A Lower Moreland mother joined the politicians to talk about the difficult decision to terminate her first pregnancy in the summer of 2012, when she was five months pregnant. She and her husband went to a routine ultrasound when she thought they’d be learning their baby’s gender. Instead they learned the baby was dying.

“Prior ultrasounds revealed a healthy and growing baby. But this was no longer the case. We were shocked to learn that our baby had never developed an airway or trachea. His disorder was fatal,” Erica Goldblatt Hyatt said.

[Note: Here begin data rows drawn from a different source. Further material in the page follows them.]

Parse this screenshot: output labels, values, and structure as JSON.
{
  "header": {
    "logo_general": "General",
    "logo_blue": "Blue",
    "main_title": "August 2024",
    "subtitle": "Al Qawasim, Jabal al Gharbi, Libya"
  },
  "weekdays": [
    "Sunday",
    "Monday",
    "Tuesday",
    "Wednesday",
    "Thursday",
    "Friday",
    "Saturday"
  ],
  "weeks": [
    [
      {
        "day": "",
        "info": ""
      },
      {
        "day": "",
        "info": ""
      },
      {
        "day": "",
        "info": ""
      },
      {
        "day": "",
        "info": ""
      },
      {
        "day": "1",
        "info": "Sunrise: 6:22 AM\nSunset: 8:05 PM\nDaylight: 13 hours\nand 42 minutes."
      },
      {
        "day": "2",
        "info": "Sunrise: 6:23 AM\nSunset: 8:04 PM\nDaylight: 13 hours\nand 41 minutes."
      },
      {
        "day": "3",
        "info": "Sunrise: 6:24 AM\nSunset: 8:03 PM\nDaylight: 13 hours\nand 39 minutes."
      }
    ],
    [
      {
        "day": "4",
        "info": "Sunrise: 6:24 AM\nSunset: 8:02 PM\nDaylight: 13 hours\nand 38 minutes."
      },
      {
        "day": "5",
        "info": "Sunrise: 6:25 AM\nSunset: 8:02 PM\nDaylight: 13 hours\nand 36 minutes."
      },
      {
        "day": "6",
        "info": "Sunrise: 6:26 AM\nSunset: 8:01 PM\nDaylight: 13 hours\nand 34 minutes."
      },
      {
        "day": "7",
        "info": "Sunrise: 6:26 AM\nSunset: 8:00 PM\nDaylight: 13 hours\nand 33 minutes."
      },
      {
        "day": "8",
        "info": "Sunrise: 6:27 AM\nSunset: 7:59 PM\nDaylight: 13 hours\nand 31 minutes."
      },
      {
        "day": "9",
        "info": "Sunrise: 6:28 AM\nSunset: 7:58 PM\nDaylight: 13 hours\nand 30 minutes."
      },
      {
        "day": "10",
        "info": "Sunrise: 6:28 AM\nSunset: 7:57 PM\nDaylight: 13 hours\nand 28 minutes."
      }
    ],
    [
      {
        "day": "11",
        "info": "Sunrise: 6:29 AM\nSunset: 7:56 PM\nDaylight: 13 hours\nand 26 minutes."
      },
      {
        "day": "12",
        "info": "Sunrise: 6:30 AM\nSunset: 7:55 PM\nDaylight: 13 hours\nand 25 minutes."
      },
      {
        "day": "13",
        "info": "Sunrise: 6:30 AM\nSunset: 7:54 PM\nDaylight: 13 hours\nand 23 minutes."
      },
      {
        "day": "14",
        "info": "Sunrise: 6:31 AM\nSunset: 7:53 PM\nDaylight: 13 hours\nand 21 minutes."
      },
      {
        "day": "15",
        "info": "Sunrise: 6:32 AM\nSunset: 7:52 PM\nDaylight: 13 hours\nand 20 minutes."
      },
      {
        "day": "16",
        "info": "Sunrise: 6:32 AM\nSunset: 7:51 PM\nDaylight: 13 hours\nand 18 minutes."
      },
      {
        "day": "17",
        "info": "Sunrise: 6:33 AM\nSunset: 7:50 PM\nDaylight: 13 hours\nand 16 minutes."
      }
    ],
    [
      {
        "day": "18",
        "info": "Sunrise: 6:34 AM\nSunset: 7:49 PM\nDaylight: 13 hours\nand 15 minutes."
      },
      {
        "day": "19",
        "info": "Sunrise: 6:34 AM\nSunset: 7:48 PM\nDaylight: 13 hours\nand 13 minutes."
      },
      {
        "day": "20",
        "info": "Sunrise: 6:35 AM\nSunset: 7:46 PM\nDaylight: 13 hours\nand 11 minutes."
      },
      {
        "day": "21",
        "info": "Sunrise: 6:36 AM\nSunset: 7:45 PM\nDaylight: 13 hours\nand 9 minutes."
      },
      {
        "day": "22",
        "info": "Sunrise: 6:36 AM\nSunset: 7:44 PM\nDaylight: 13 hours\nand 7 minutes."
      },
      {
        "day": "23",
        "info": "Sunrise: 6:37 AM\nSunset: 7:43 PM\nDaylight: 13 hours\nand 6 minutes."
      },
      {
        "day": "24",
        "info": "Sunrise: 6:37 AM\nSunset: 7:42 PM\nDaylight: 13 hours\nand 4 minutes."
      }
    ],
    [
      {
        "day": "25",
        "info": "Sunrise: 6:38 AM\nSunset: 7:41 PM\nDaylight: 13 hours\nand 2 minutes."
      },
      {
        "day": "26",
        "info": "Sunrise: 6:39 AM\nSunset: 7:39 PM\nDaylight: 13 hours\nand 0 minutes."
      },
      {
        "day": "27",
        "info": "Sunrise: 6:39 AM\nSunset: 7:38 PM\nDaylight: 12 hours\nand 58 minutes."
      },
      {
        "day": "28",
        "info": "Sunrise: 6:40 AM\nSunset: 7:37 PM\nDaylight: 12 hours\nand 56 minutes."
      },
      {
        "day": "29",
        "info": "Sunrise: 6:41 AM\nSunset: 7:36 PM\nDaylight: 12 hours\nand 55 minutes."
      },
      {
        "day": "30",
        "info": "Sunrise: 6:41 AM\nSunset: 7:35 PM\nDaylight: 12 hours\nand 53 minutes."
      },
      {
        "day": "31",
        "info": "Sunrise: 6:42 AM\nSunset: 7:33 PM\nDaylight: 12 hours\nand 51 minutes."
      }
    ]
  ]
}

Erica Goldblatt Hyatt talks about the decision to end her pregnancy at 5 months for medical reasons.
Erica Goldblatt Hyatt talks about the decision to end her pregnancy at 5 months for medical reasons. (Emma Lee/WHYY)

Hyatt and her husband decided to end the pregnancy, even as they still grieve the loss of a son they later named Darby.

“Women in my circle call our experience a heartbreaking choice. For those who have never walked our path, the decision seems so black and white, when the reality is filled with shades of gray,” Hyatt said. “I know the truth that my beautiful son was freed from pain and suffering and the limitations of a body that would not serve him. I continue to honor Darby’s legacy in the hopes that our experience will provide education and better understanding about why women like me end pregnancies after 20 weeks.”

She added: “It is unbelievable to me that the personal choice to end my pregnancy could, under a bill like SB 3, become criminalized with virtually no exception, robbing women like me of our parental rights to act in the best interest of our unborn children. This is a decision that should only be made only by parents, with the assistance of medical professionals with true expertise about the prognosis of conditions like Darby’s.”